La mayor parte de ellos viven, como yo aunque vieja, trabajando la tierra que no es muy fértil, pero que es la nuestra. Las viviendas son modestas pero decorosas a la vez; las hemos construido con mucho esfuerzo y con harto cariño.

Estoy a las orillas de mi pueblo comprando limones en un puesto de frutas y verduras recién cortadas, cuando de pronto veo entrar al pueblo por la calle principal y única a un grupo de varones y mujeres de estatura media y de rasgos poco comunes para nosotros, en principio amigables. Cargan en carretas, jaladas por bueyes, canastas muy grandes repletas de unas como antorchas.

Su llegada inesperada está despertando curiosidad entre los pobladores a medida que avanzan hacia el centro del pueblo, seguidos por muchos de nosotros. Una vez llegados al corazón del poblado, sacan las cosas que parecen antorchas, las prenden y sin más, comienzan a incendiar con ellas en mano, casas del pueblo a lo largo de la calle.

Los que están dentro de las mismas están saliendo de ellas de inmediato, desconcertados, gritando, llenos de espanto, de terror, mujeres, ancianos, jóvenes, niños. Está corriendo el avaro tiempo, y a falta de liderazgos, contemplo a una mujer de temple que convoca al pueblo todo, tocando las campanas del templo; la conozco bien, se llama Luminosa.

Pero veo con estupor que en lugar de enfrentarse juntos todos a esos pirómanos, que en lugar de apagar las llamas, de salvar las viviendas que se queman y evitar que las demás sean incendiadas, el pueblo discute, habla de la necesidad de elaborar planes y proyectos de reconstrucción, critica a la mujer convocante por cuestiones irrelevantes, delibera, se pelea para definir quienes deben encabezar la defensa del pueblo y llevar el agua para aplacar la furia de las llamas, reprocha a muchos su baja estatura y otras cosas semejantes.

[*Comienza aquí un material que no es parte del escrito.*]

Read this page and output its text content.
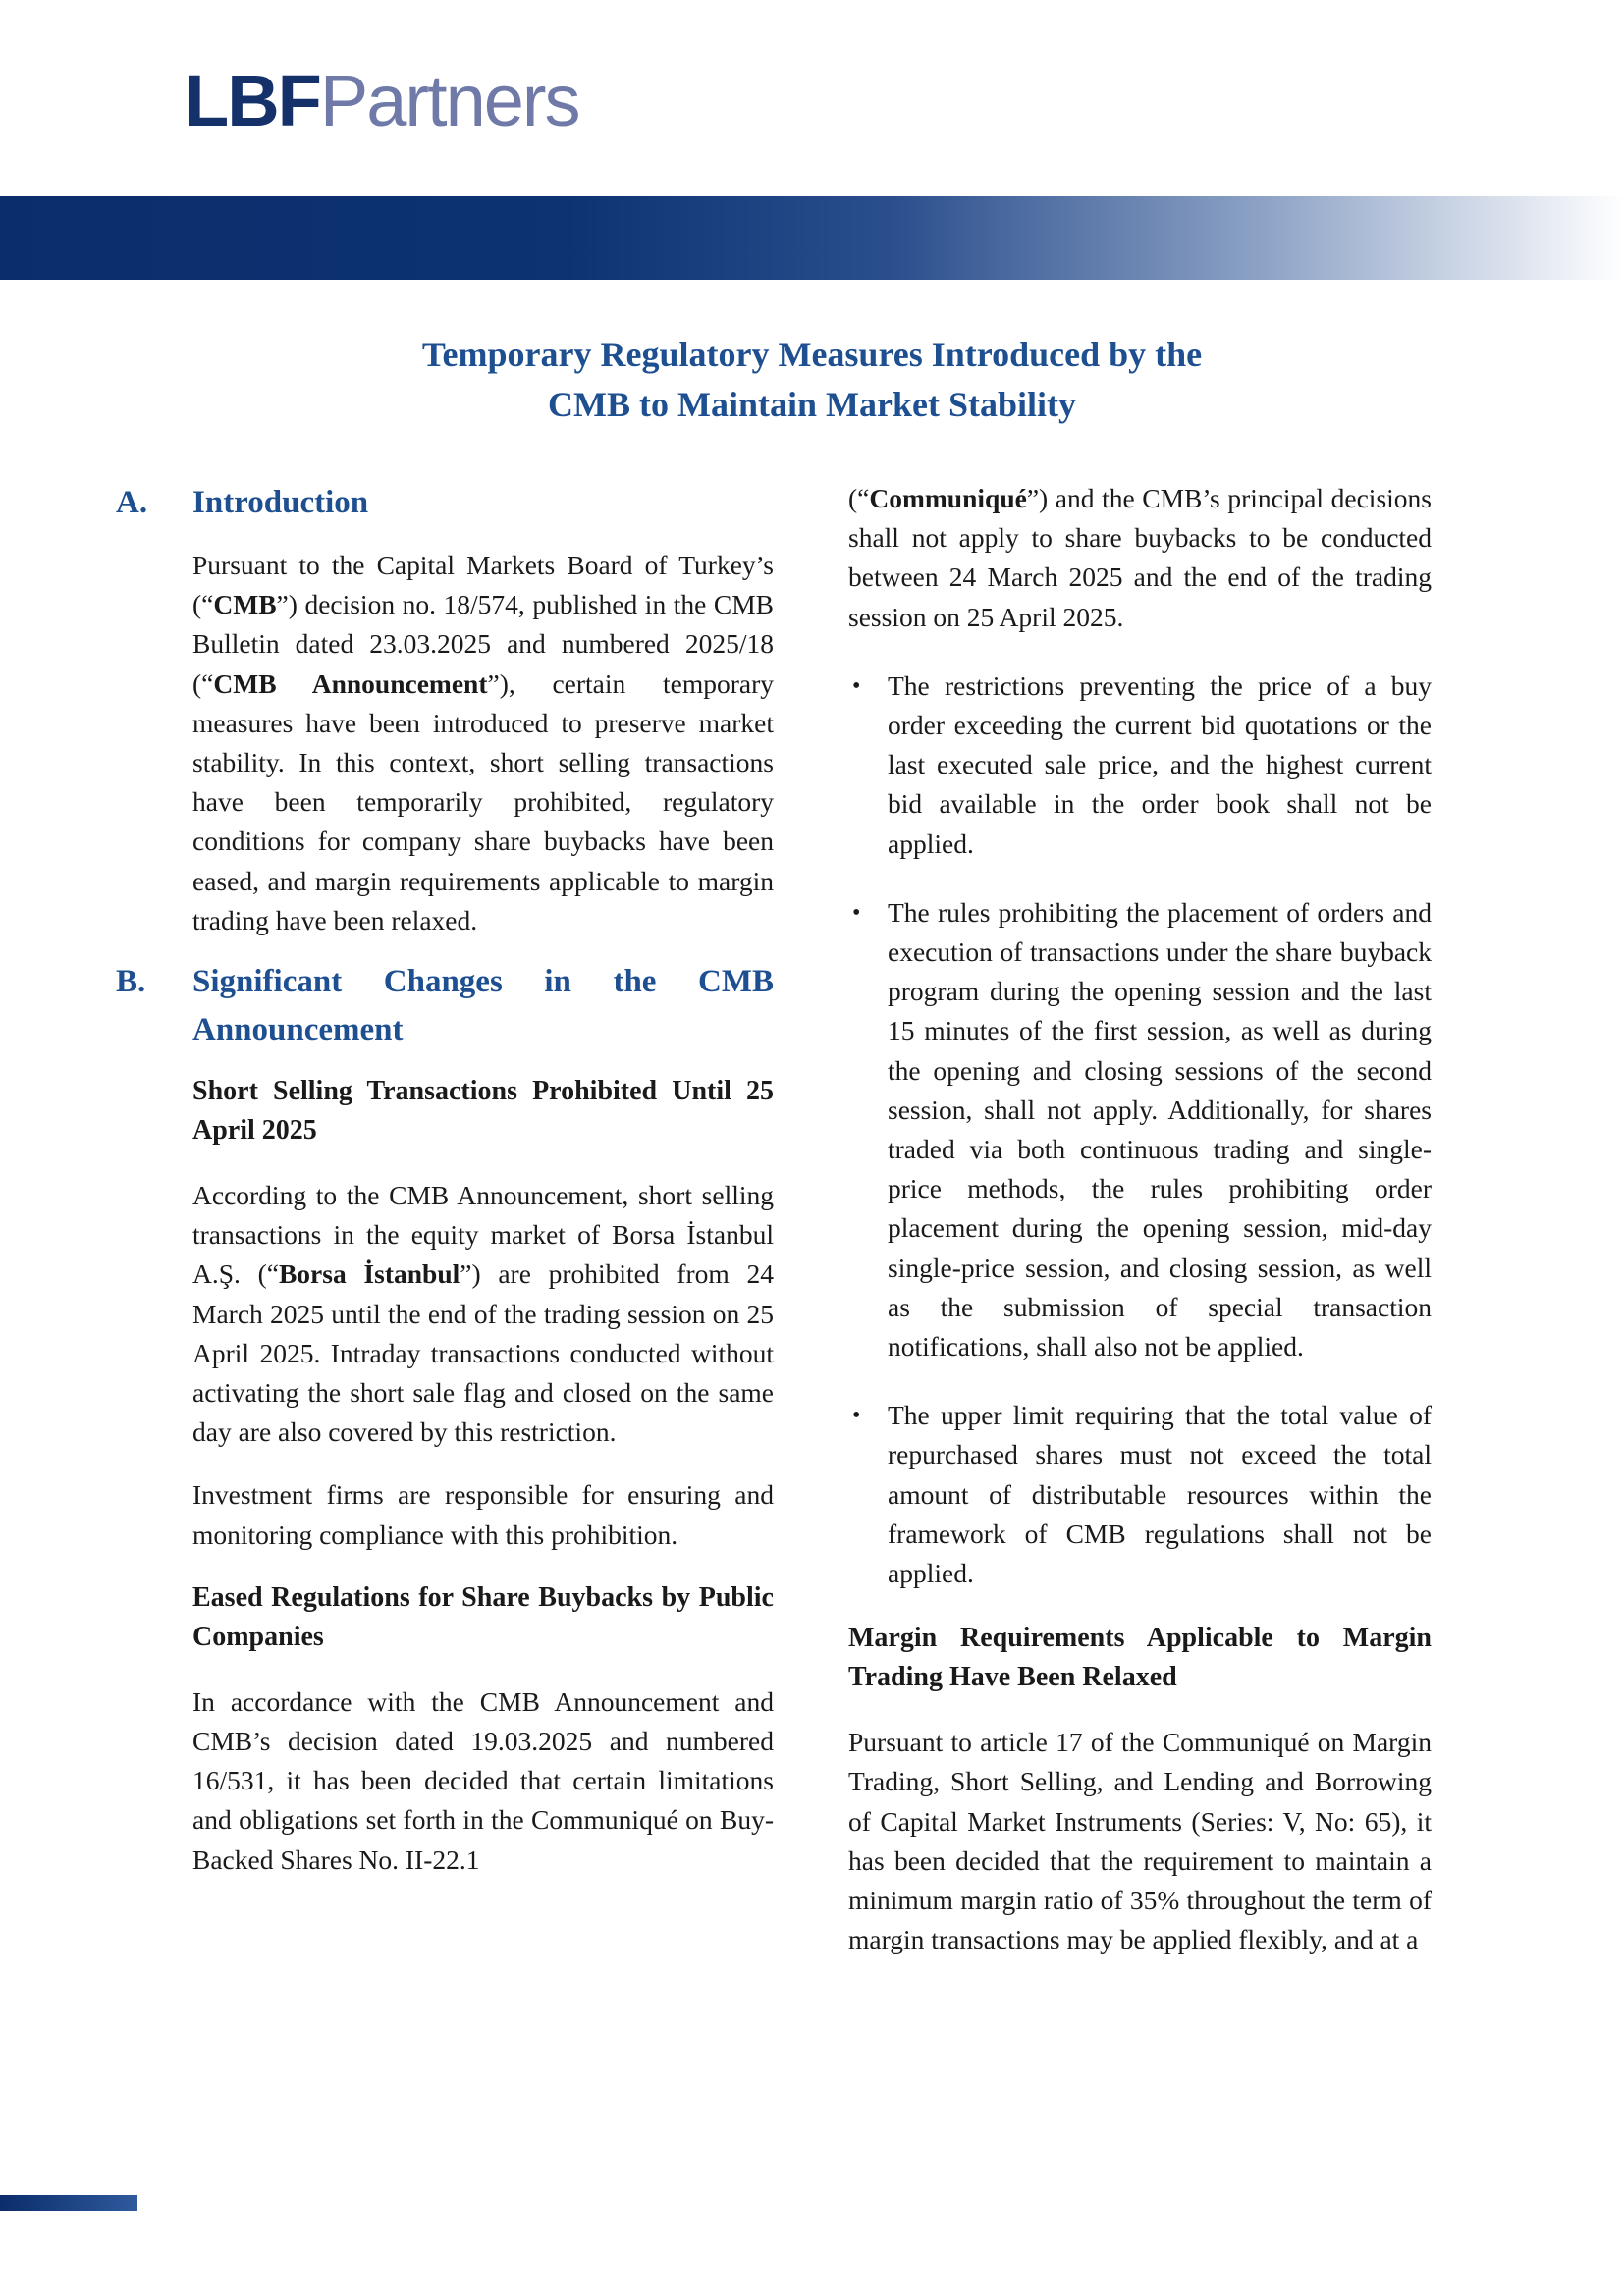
LBFPartners
Temporary Regulatory Measures Introduced by the
CMB to Maintain Market Stability
A.	Introduction

Pursuant to the Capital Markets Board of Turkey’s (“CMB”) decision no. 18/574, published in the CMB Bulletin dated 23.03.2025 and numbered 2025/18 (“CMB Announcement”), certain temporary measures have been introduced to preserve market stability. In this context, short selling transactions have been temporarily prohibited, regulatory conditions for company share buybacks have been eased, and margin requirements applicable to margin trading have been relaxed.

B.	Significant Changes in the CMB Announcement
Short Selling Transactions Prohibited Until 25 April 2025

According to the CMB Announcement, short selling transactions in the equity market of Borsa İstanbul A.Ş. (“Borsa İstanbul”) are prohibited from 24 March 2025 until the end of the trading session on 25 April 2025. Intraday transactions conducted without activating the short sale flag and closed on the same day are also covered by this restriction.

Investment firms are responsible for ensuring and monitoring compliance with this prohibition.

Eased Regulations for Share Buybacks by Public Companies

In accordance with the CMB Announcement and CMB’s decision dated 19.03.2025 and numbered 16/531, it has been decided that certain limitations and obligations set forth in the Communiqué on Buy-Backed Shares No. II-22.1

(“Communiqué”) and the CMB’s principal decisions shall not apply to share buybacks to be conducted between 24 March 2025 and the end of the trading session on 25 April 2025.

• The restrictions preventing the price of a buy order exceeding the current bid quotations or the last executed sale price, and the highest current bid available in the order book shall not be applied.
• The rules prohibiting the placement of orders and execution of transactions under the share buyback program during the opening session and the last 15 minutes of the first session, as well as during the opening and closing sessions of the second session, shall not apply. Additionally, for shares traded via both continuous trading and single-price methods, the rules prohibiting order placement during the opening session, mid-day single-price session, and closing session, as well as the submission of special transaction notifications, shall also not be applied.
• The upper limit requiring that the total value of repurchased shares must not exceed the total amount of distributable resources within the framework of CMB regulations shall not be applied.
Margin Requirements Applicable to Margin Trading Have Been Relaxed

Pursuant to article 17 of the Communiqué on Margin Trading, Short Selling, and Lending and Borrowing of Capital Market Instruments (Series: V, No: 65), it has been decided that the requirement to maintain a minimum margin ratio of 35% throughout the term of margin transactions may be applied flexibly, and at a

Delibera el pueblo como los romanos ante el asedio de Catilina a las puertas de Roma, como lo reseña nada menos que Cicerón, según aprendí en mi querida escuela de Dublín, cuando adolescente, recordándolo ahora aterrada, impotente, rezando, consciente de aquel dicho famoso, Dios ayuda al que se ayuda.

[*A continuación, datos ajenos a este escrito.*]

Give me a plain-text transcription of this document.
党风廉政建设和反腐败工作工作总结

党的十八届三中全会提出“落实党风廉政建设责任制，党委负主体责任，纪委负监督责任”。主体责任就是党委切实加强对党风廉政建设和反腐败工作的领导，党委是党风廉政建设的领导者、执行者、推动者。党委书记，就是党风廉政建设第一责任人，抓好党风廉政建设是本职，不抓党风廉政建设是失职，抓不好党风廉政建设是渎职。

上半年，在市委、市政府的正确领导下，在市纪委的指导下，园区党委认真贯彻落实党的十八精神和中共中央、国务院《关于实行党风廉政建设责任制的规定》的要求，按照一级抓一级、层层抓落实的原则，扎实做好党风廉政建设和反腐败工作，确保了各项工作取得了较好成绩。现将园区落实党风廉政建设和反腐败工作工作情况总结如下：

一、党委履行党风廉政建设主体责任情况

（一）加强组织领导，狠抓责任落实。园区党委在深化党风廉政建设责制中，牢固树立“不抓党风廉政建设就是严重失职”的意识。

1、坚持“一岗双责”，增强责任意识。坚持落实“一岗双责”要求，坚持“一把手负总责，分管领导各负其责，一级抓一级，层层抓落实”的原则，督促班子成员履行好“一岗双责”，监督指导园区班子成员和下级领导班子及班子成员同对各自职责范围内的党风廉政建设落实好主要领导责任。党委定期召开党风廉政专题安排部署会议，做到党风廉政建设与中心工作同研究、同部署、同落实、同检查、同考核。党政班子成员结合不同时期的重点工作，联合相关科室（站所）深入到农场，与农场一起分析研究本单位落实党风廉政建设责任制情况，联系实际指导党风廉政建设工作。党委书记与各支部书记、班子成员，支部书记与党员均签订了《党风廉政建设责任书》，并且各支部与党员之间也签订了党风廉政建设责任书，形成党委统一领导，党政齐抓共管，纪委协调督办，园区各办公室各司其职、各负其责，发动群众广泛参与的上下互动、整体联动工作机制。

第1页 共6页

Y mientras eso sucede, contemplo tristísima desde lo alto de mi casita salvada, que los pirómanos continúan su tarea incendiaria sin rubor, sin resistencia de los más, tan solo de unos pocos, valientes, varones y mujeres que salvan viviendas, propias y ajenas. Pero por fortuna veo que ya terminan su horrenda tarea, y calmadamente se van del pueblo los pirómanos con sus carretas ahora vacías de antorchas.

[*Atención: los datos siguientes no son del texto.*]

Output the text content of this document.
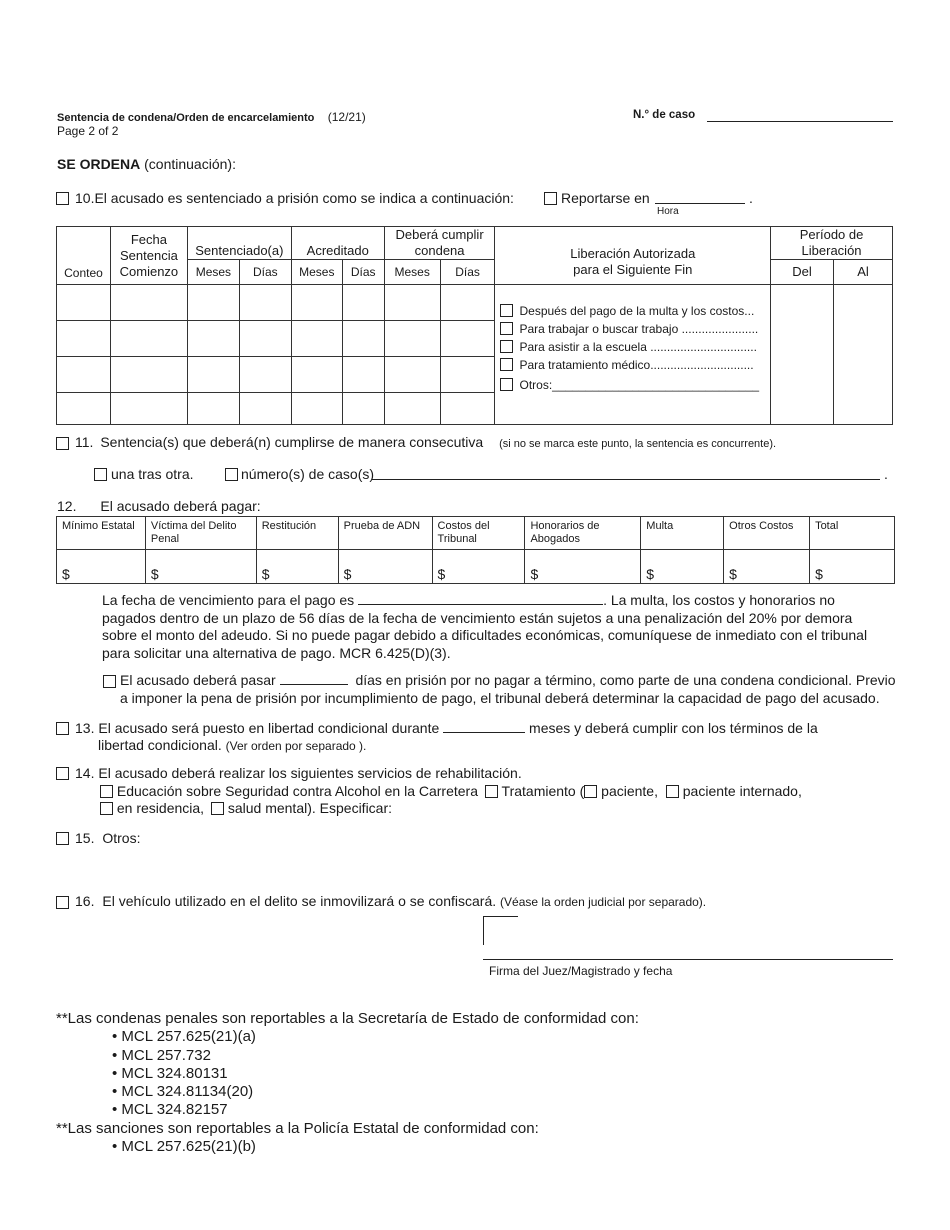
Sentencia de condena/Orden de encarcelamiento (12/21)
Page 2 of 2
N.° de caso
SE ORDENA (continuación):
10.El acusado es sentenciado a prisión como se indica a continuación:	Reportarse en	.
Hora
Conteo	Fecha Sentencia Comienzo	Sentenciado(a)		Acreditado		Deberá cumplir condena		Liberación Autorizada para el Siguiente Fin	Período de Liberación	
		Meses	Días	Meses	Días	Meses	Días		Del	Al

								Después del pago de la multa y los costos...
Para trabajar o buscar trabajo .......................
Para asistir a la escuela ................................
Para tratamiento médico...............................
Otros:_______________________________		

11. Sentencia(s) que deberá(n) cumplirse de manera consecutiva (si no se marca este punto, la sentencia es concurrente).
una tras otra.	número(s) de caso(s)	.
12. El acusado deberá pagar:
Mínimo Estatal	Víctima del Delito Penal	Restitución	Prueba de ADN	Costos del Tribunal	Honorarios de Abogados	Multa	Otros Costos	Total
$	$	$	$	$	$	$	$	$
La fecha de vencimiento para el pago es	. La multa, los costos y honorarios no
pagados dentro de un plazo de 56 días de la fecha de vencimiento están sujetos a una penalización del 20% por demora
sobre el monto del adeudo. Si no puede pagar debido a dificultades económicas, comuníquese de inmediato con el tribunal
para solicitar una alternativa de pago. MCR 6.425(D)(3).
El acusado deberá pasar	días en prisión por no pagar a término, como parte de una condena condicional. Previo
a imponer la pena de prisión por incumplimiento de pago, el tribunal deberá determinar la capacidad de pago del acusado.
13. El acusado será puesto en libertad condicional durante	meses y deberá cumplir con los términos de la
libertad condicional. (Ver orden por separado ).
14. El acusado deberá realizar los siguientes servicios de rehabilitación.
Educación sobre Seguridad contra Alcohol en la Carretera Tratamiento ( paciente, paciente internado,
en residencia, salud mental). Especificar:
15. Otros:
16. El vehículo utilizado en el delito se inmovilizará o se confiscará. (Véase la orden judicial por separado).
Firma del Juez/Magistrado y fecha
**Las condenas penales son reportables a la Secretaría de Estado de conformidad con:
• MCL 257.625(21)(a)
• MCL 257.732
• MCL 324.80131
• MCL 324.81134(20)
• MCL 324.82157
**Las sanciones son reportables a la Policía Estatal de conformidad con:
• MCL 257.625(21)(b)
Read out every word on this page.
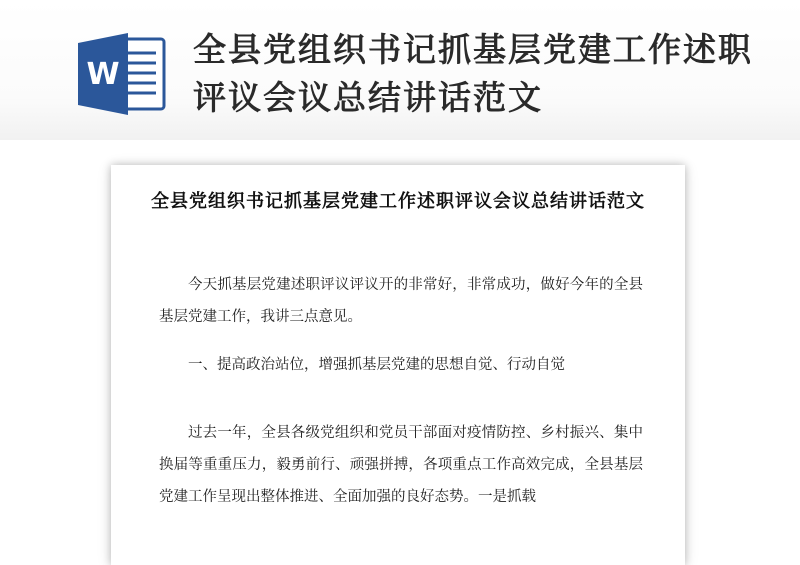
W
全县党组织书记抓基层党建工作述职评议会议总结讲话范文
全县党组织书记抓基层党建工作述职评议会议总结讲话范文
今天抓基层党建述职评议评议开的非常好，非常成功，做好今年的全县基层党建工作，我讲三点意见。
一、提高政治站位，增强抓基层党建的思想自觉、行动自觉
过去一年，全县各级党组织和党员干部面对疫情防控、乡村振兴、集中换届等重重压力，毅勇前行、顽强拼搏，各项重点工作高效完成，全县基层党建工作呈现出整体推进、全面加强的良好态势。一是抓载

Además, escucho voces de pirómanos decir con la fuerza del estruendo que volverán. Y el pueblo, en el centro, sigue deliberando en tanto el caserío humea devastado. Por fortuna no hay muertos ni quemados de gravedad, pero muchas de las casas ya no están para habitarse. Estoy pensando en volver a Irlanda, pero creo que mejor me quedaré porque ahora este pueblo sin nombre, es mi pueblo, pueblo que un día despertará y crecerá en estatura. Esta síntesis del cuento de un pueblo sin nombre ha terminado».

Dedico este artículo con admiración a los valientes migrantes pobres del mundo que huyen de hambre y muerte para salvar a sus mujeres de la deshonra, arriesgando todo, enfrentando el racismo de tantos, viajando en condiciones inhumanas forzados por mezquindad de gobiernos patrocinadores de guerras para vender armas, quemantes de porvenires, que violan el derecho natural de personas vulnerables a emigrar. Y violan los derechos de esas personas los gobiernos ricos y secuaces con el pretexto fariseo de que son migrantes «ilegales», potenciando así la actividad de las bandas. Nada justo y necesario es ilegal. Los hechos dantescos de Melilla y Texas hace días, claman al Cielo.